New India Assurance IPO – INR9,585.82 crore
Issue dates: 1 – 3 November 2017
Issue size: 120,000,000 shares
Price: INR770 – 800 per share (discount of INR30 per share for retail investors)
Listing date: 13 November 2017
Listing price on NSE: INR750 per share (down 2.59% from IPO price for retail investors)
Closing price on NSE: INR727.1 per share (down 5.57% from IPO price for retail investors)
While there are brilliant examples of Coal India and ONGC in wealth creation, New India Assurance IPO reminded investors that not all PSU IPOs are good. 2017 saw five insurance IPOs and barring HDFC Standard Life, all other IPOs had subdued listing. As a result, investors were not particularly enthused by New India Assurance IPO and it reflected in the way HNI, retail and employee categories remained undersubscribed. Even though the IPO sailed through on the basis of QIB demand, listing was lackluster as the stock opened at INR750 and nosedived to INR727.1 per share by the end of the day.
Once again, the damage was limited for retail investors, thanks to the discount. However, more painful days were ahead for investors who chose to stay put as the stock lost further ground to INR580.1 per share within four weeks. In this timeframe, the IPO was the worst performer in 2017.
DLF IPO – INR9,187.5 crores
Issue dates: 11 – 14 June 2007
Issue size: 175,000,000 shares
Price: INR500 – 550 per share
Listing date: 5 July 2007
Listing price on NSE: INR 526.6 per share (up 0.30% from IPO price)
Closing price on NSE: INR 569.8 per share (up 8.53% from IPO price)
The New Delhi-based real estate developer came up with its IPO in June 2007. It was a high point for the company that was started in 1946 and started its journey from developing small residential projects like Shivaji Park but went on to shape pretty much all of Gurgaon (Gurugram). The company priced the IPO at INR525 per share – the midpoint of the book building range. The IPO was subscribed 3.47 times even though retail and employee portions remained undersubscribed.
On listing, DLF shares spiked to as much as 35% and closed the day with 8.5% gains on allotment price. The IPO made DLF promoter KP Singh one of the richest people in India. Real estate has since lost much of its sheen and the company also suffered due to a three-year ban imposed on KP Singh by SEBI.

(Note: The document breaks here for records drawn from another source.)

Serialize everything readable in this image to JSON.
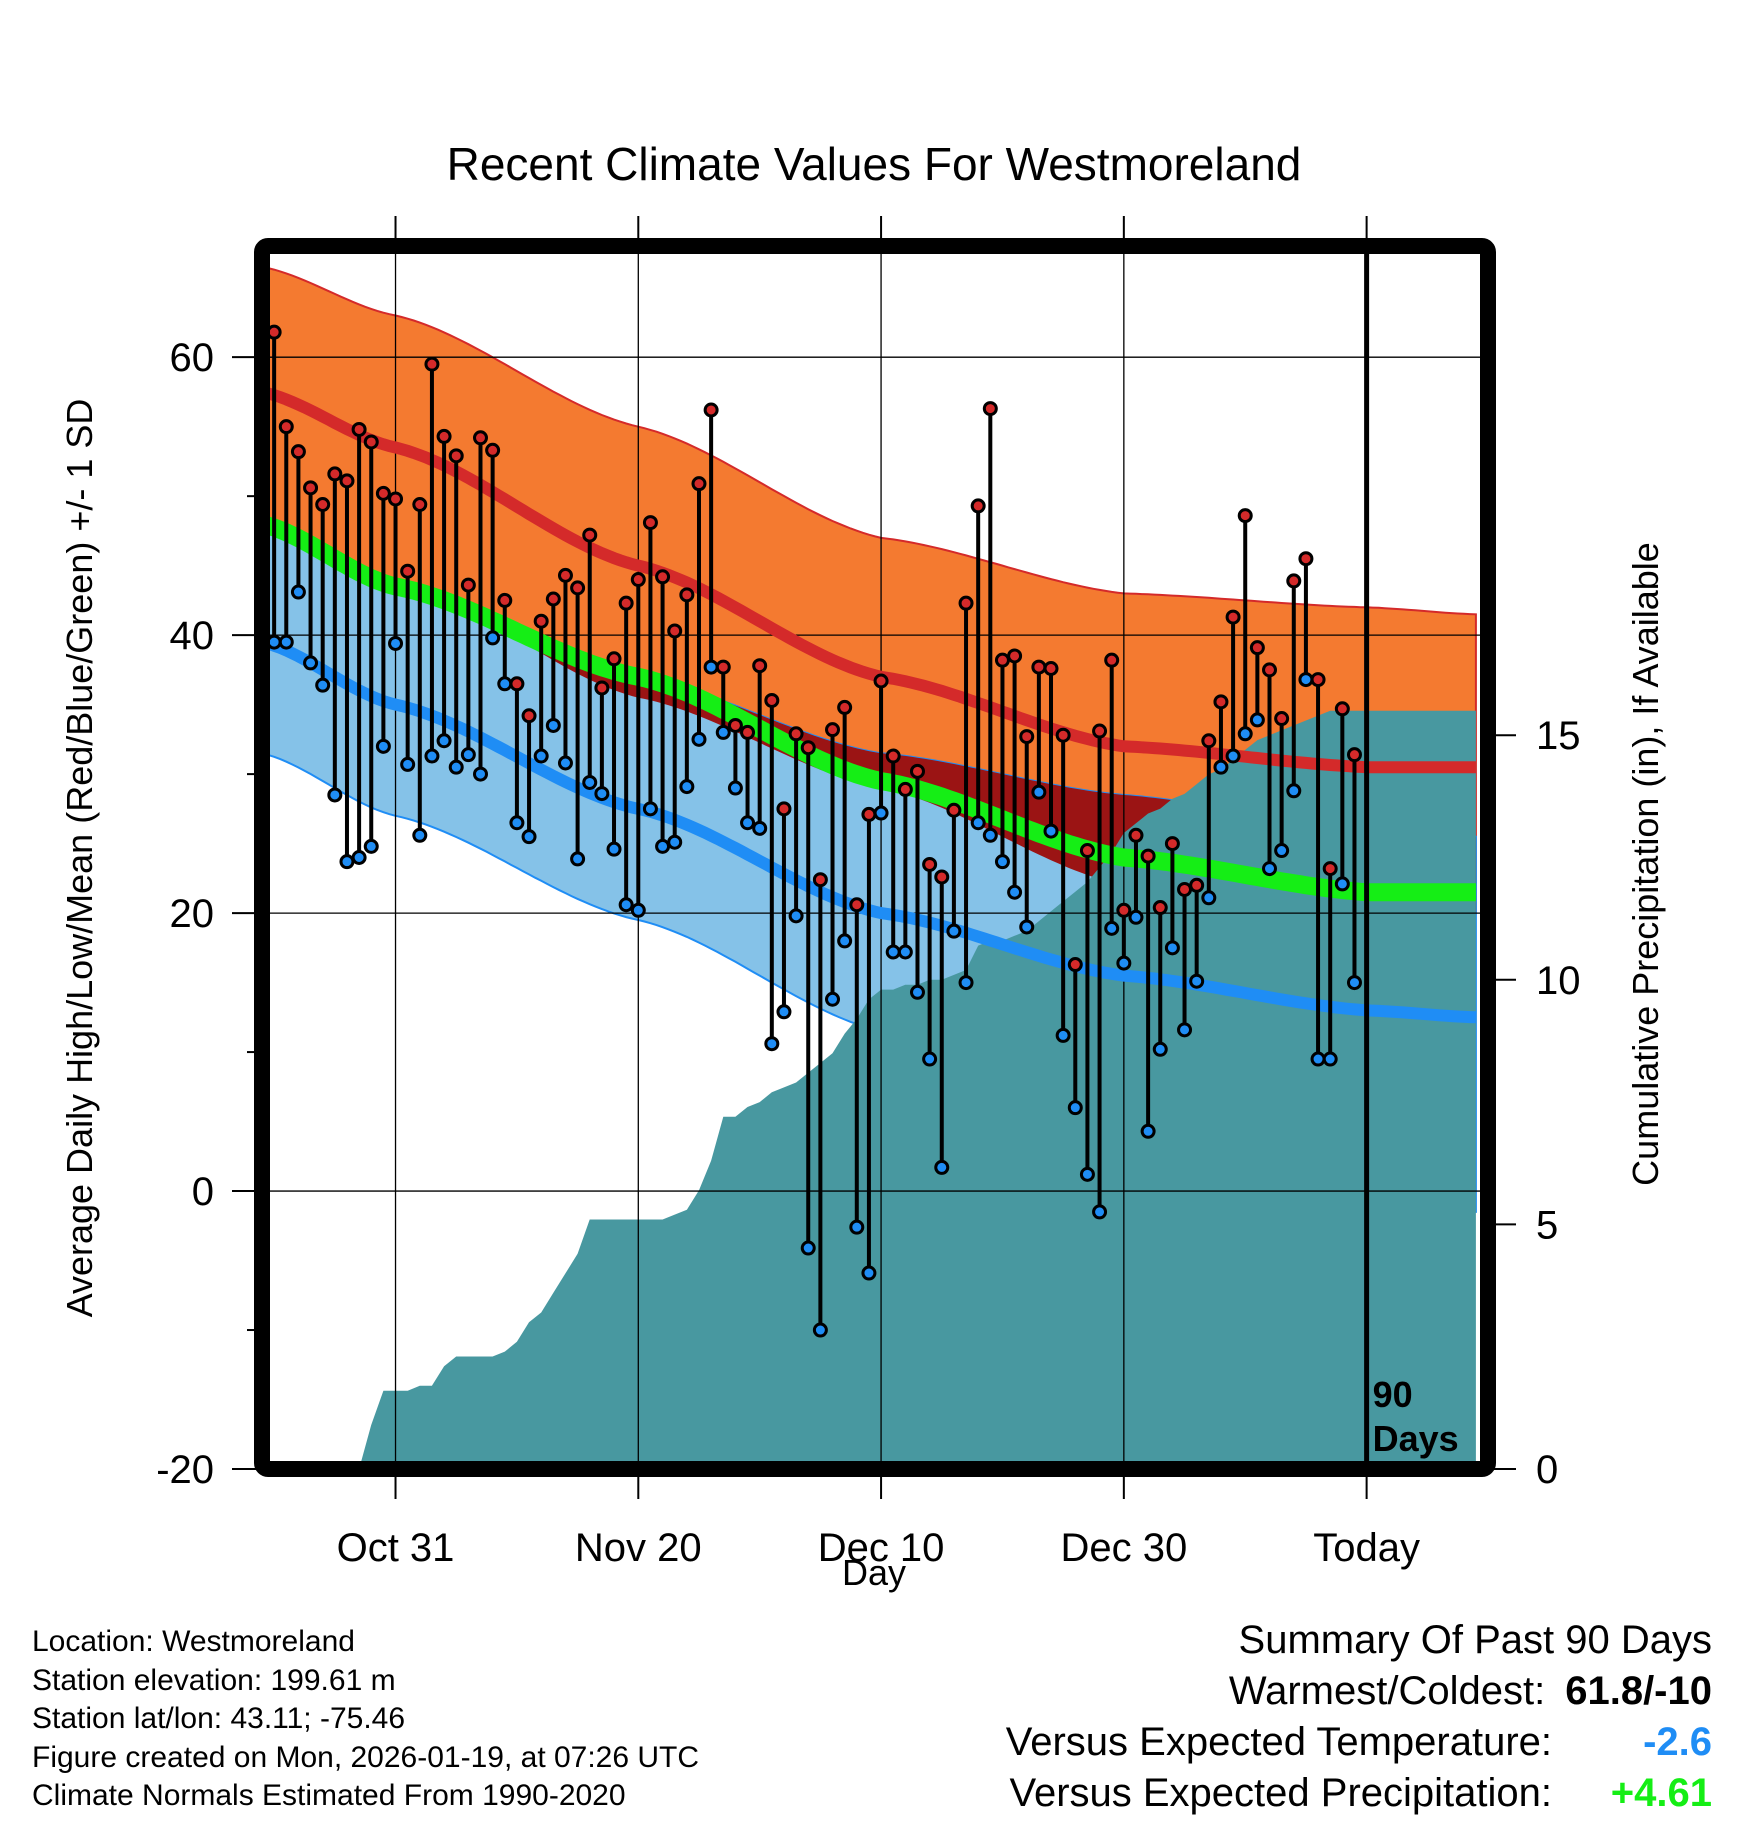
{
  "chart_data": {
    "type": "line",
    "title": "Recent Climate Values For Westmoreland",
    "xlabel": "Day",
    "ylabel_left": "Average Daily High/Low/Mean (Red/Blue/Green) +/- 1 SD",
    "ylabel_right": "Cumulative Precipitation (in), If Available",
    "xlim": [
      -91,
      10
    ],
    "ylim": [
      -20,
      68
    ],
    "ylim_right": [
      0,
      25
    ],
    "x_ticks": [
      {
        "x": -80,
        "label": "Oct 31"
      },
      {
        "x": -60,
        "label": "Nov 20"
      },
      {
        "x": -40,
        "label": "Dec 10"
      },
      {
        "x": -20,
        "label": "Dec 30"
      },
      {
        "x": 0,
        "label": "Today"
      }
    ],
    "y_ticks_left": [
      -20,
      0,
      20,
      40,
      60
    ],
    "y_ticks_right": [
      0,
      5,
      10,
      15
    ],
    "today_marker": {
      "x": 0,
      "label_line1": "90",
      "label_line2": "Days"
    },
    "normals": {
      "x": [
        -91,
        -80,
        -60,
        -40,
        -20,
        0,
        9
      ],
      "high_mean": [
        57.5,
        53.5,
        45.0,
        37.0,
        32.0,
        30.5,
        30.5
      ],
      "high_upper": [
        66.5,
        63.0,
        55.0,
        47.0,
        43.0,
        42.0,
        41.5
      ],
      "high_lower": [
        48.0,
        44.0,
        35.5,
        29.0,
        22.0,
        19.5,
        20.0
      ],
      "low_mean": [
        39.5,
        35.0,
        27.5,
        20.0,
        15.5,
        13.0,
        12.5
      ],
      "low_upper": [
        47.5,
        43.0,
        37.0,
        31.5,
        28.5,
        26.0,
        25.5
      ],
      "low_lower": [
        31.5,
        27.0,
        19.5,
        11.5,
        4.0,
        -1.0,
        -1.5
      ],
      "avg_mean": [
        48.0,
        43.5,
        37.0,
        29.5,
        24.0,
        21.5,
        21.5
      ]
    },
    "daily": {
      "x": [
        -90,
        -89,
        -88,
        -87,
        -86,
        -85,
        -84,
        -83,
        -82,
        -81,
        -80,
        -79,
        -78,
        -77,
        -76,
        -75,
        -74,
        -73,
        -72,
        -71,
        -70,
        -69,
        -68,
        -67,
        -66,
        -65,
        -64,
        -63,
        -62,
        -61,
        -60,
        -59,
        -58,
        -57,
        -56,
        -55,
        -54,
        -53,
        -52,
        -51,
        -50,
        -49,
        -48,
        -47,
        -46,
        -45,
        -44,
        -43,
        -42,
        -41,
        -40,
        -39,
        -38,
        -37,
        -36,
        -35,
        -34,
        -33,
        -32,
        -31,
        -30,
        -29,
        -28,
        -27,
        -26,
        -25,
        -24,
        -23,
        -22,
        -21,
        -20,
        -19,
        -18,
        -17,
        -16,
        -15,
        -14,
        -13,
        -12,
        -11,
        -10,
        -9,
        -8,
        -7,
        -6,
        -5,
        -4,
        -3,
        -2,
        -1
      ],
      "high": [
        61.8,
        55.0,
        53.2,
        50.6,
        49.4,
        51.6,
        51.1,
        54.8,
        53.9,
        50.2,
        49.8,
        44.6,
        49.4,
        59.5,
        54.3,
        52.9,
        43.6,
        54.2,
        53.3,
        42.5,
        36.5,
        34.2,
        41.0,
        42.6,
        44.3,
        43.4,
        47.2,
        36.2,
        38.3,
        42.3,
        44.0,
        48.1,
        44.2,
        40.3,
        42.9,
        50.9,
        56.2,
        37.7,
        33.5,
        33.0,
        37.8,
        35.3,
        27.5,
        32.9,
        31.9,
        22.4,
        33.2,
        34.8,
        20.6,
        27.1,
        36.7,
        31.3,
        28.9,
        30.2,
        23.5,
        22.6,
        27.4,
        42.3,
        49.3,
        56.3,
        38.2,
        38.5,
        32.7,
        37.7,
        37.6,
        32.8,
        16.3,
        24.5,
        33.1,
        38.2,
        20.2,
        25.6,
        24.1,
        20.4,
        25.0,
        21.7,
        22.0,
        32.4,
        35.2,
        41.3,
        48.6,
        39.1,
        37.5,
        34.0,
        43.9,
        45.5,
        36.8,
        23.2,
        34.7,
        31.4
      ],
      "low": [
        39.5,
        39.5,
        43.1,
        38.0,
        36.4,
        28.5,
        23.7,
        24.0,
        24.8,
        32.0,
        39.4,
        30.7,
        25.6,
        31.3,
        32.4,
        30.5,
        31.4,
        30.0,
        39.8,
        36.5,
        26.5,
        25.5,
        31.3,
        33.5,
        30.8,
        23.9,
        29.4,
        28.6,
        24.6,
        20.6,
        20.2,
        27.5,
        24.8,
        25.1,
        29.1,
        32.5,
        37.7,
        33.0,
        29.0,
        26.5,
        26.1,
        10.6,
        12.9,
        19.8,
        -4.1,
        -10.0,
        13.8,
        18.0,
        -2.6,
        -5.9,
        27.2,
        17.2,
        17.2,
        14.3,
        9.5,
        1.7,
        18.7,
        15.0,
        26.5,
        25.6,
        23.7,
        21.5,
        19.0,
        28.7,
        25.9,
        11.2,
        6.0,
        1.2,
        -1.5,
        18.9,
        16.4,
        19.7,
        4.3,
        10.2,
        17.5,
        11.6,
        15.1,
        21.1,
        30.5,
        31.3,
        32.9,
        33.9,
        23.2,
        24.5,
        28.8,
        36.8,
        9.5,
        9.5,
        22.1,
        15.0
      ]
    },
    "precip_cumulative": {
      "x": [
        -91,
        -83,
        -82,
        -81,
        -80,
        -79,
        -78,
        -77,
        -76,
        -75,
        -74,
        -73,
        -72,
        -71,
        -70,
        -69,
        -68,
        -67,
        -66,
        -65,
        -64,
        -63,
        -62,
        -61,
        -60,
        -59,
        -58,
        -57,
        -56,
        -55,
        -54,
        -53,
        -52,
        -51,
        -50,
        -49,
        -48,
        -47,
        -46,
        -45,
        -44,
        -43,
        -42,
        -41,
        -40,
        -39,
        -38,
        -37,
        -36,
        -35,
        -34,
        -33,
        -32,
        -31,
        -30,
        -29,
        -28,
        -27,
        -26,
        -25,
        -24,
        -23,
        -22,
        -21,
        -20,
        -19,
        -18,
        -17,
        -16,
        -15,
        -14,
        -13,
        -12,
        -11,
        -10,
        -9,
        -8,
        -7,
        -6,
        -5,
        -4,
        -3,
        -2,
        -1,
        0,
        9
      ],
      "values": [
        0,
        0,
        0.9,
        1.6,
        1.6,
        1.6,
        1.7,
        1.7,
        2.1,
        2.3,
        2.3,
        2.3,
        2.3,
        2.4,
        2.6,
        3.0,
        3.2,
        3.6,
        4.0,
        4.4,
        5.1,
        5.1,
        5.1,
        5.1,
        5.1,
        5.1,
        5.1,
        5.2,
        5.3,
        5.7,
        6.3,
        7.2,
        7.2,
        7.4,
        7.5,
        7.7,
        7.8,
        7.9,
        8.1,
        8.3,
        8.5,
        8.9,
        9.2,
        9.6,
        9.8,
        9.8,
        9.9,
        9.9,
        10.0,
        10.0,
        10.1,
        10.2,
        10.7,
        10.8,
        10.8,
        10.9,
        11.0,
        11.2,
        11.4,
        11.6,
        11.8,
        12.0,
        12.3,
        12.6,
        13.0,
        13.2,
        13.4,
        13.5,
        13.7,
        13.8,
        14.0,
        14.2,
        14.3,
        14.5,
        14.7,
        14.9,
        15.0,
        15.1,
        15.2,
        15.3,
        15.4,
        15.5,
        15.5,
        15.5,
        15.5,
        15.5
      ]
    },
    "colors": {
      "high_band": "#f47a30",
      "high_mean_line": "#d42a2a",
      "low_band": "#85c2e8",
      "low_mean_line": "#1f8df5",
      "overlap_band": "#9b1414",
      "mean_line": "#15ee15",
      "precip_fill": "#4898a0",
      "high_point": "#d42a2a",
      "low_point": "#1f8df5"
    }
  },
  "footer": {
    "location": "Location: Westmoreland",
    "elevation": "Station elevation: 199.61 m",
    "latlon": "Station lat/lon: 43.11; -75.46",
    "created": "Figure created on Mon, 2026-01-19, at 07:26 UTC",
    "normals": "Climate Normals Estimated From 1990-2020"
  },
  "summary": {
    "heading": "Summary Of Past 90 Days",
    "warmest_coldest_label": "Warmest/Coldest:",
    "warmest_coldest_value": "61.8/-10",
    "temp_label": "Versus Expected Temperature:",
    "temp_value": "-2.6",
    "temp_color": "#1f8df5",
    "precip_label": "Versus Expected Precipitation:",
    "precip_value": "+4.61",
    "precip_color": "#15ee15"
  }
}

HDFC Standard Life Insurance IPO – INR8,695.01 crore
Issue dates: 7 – 9 November 2017
Issue size: 299,827,818 shares
Price: INR275 – 290 per share
Listing date: 17 November 2017
Listing price on NSE: INR310 per share (up 6.89% from IPO price)
Closing price on NSE: INR344.6 per share (up 18.82% from IPO price)
The latest entry in the list of all-time largest IPOs in India is HDFC Standard Life Insurance and the offer was one of the few insurance IPOs that performed well in 2017. The brand name of HDFC did wonders for the IPO while other quality names like SBI Life Insurance failed to get a positive start. The company priced the IPO at the upper end of the price band and did not offer any discount to retail investors.
HDFC Standard Life performed in line with high expectations as the best insurance play in India and shares spiked to close the day with gains of 18.8%.
As one can see, three of the largest IPOs in India entered this list in 2017. Likewise, this list is expected to be revised in 2018 and in the years thereafter. A good example would be the National stock Exchange (NSE) which has been slow in coming up with its offer but once the IPO is launched, the INR10,000 crore issue is expected to find itself in the list.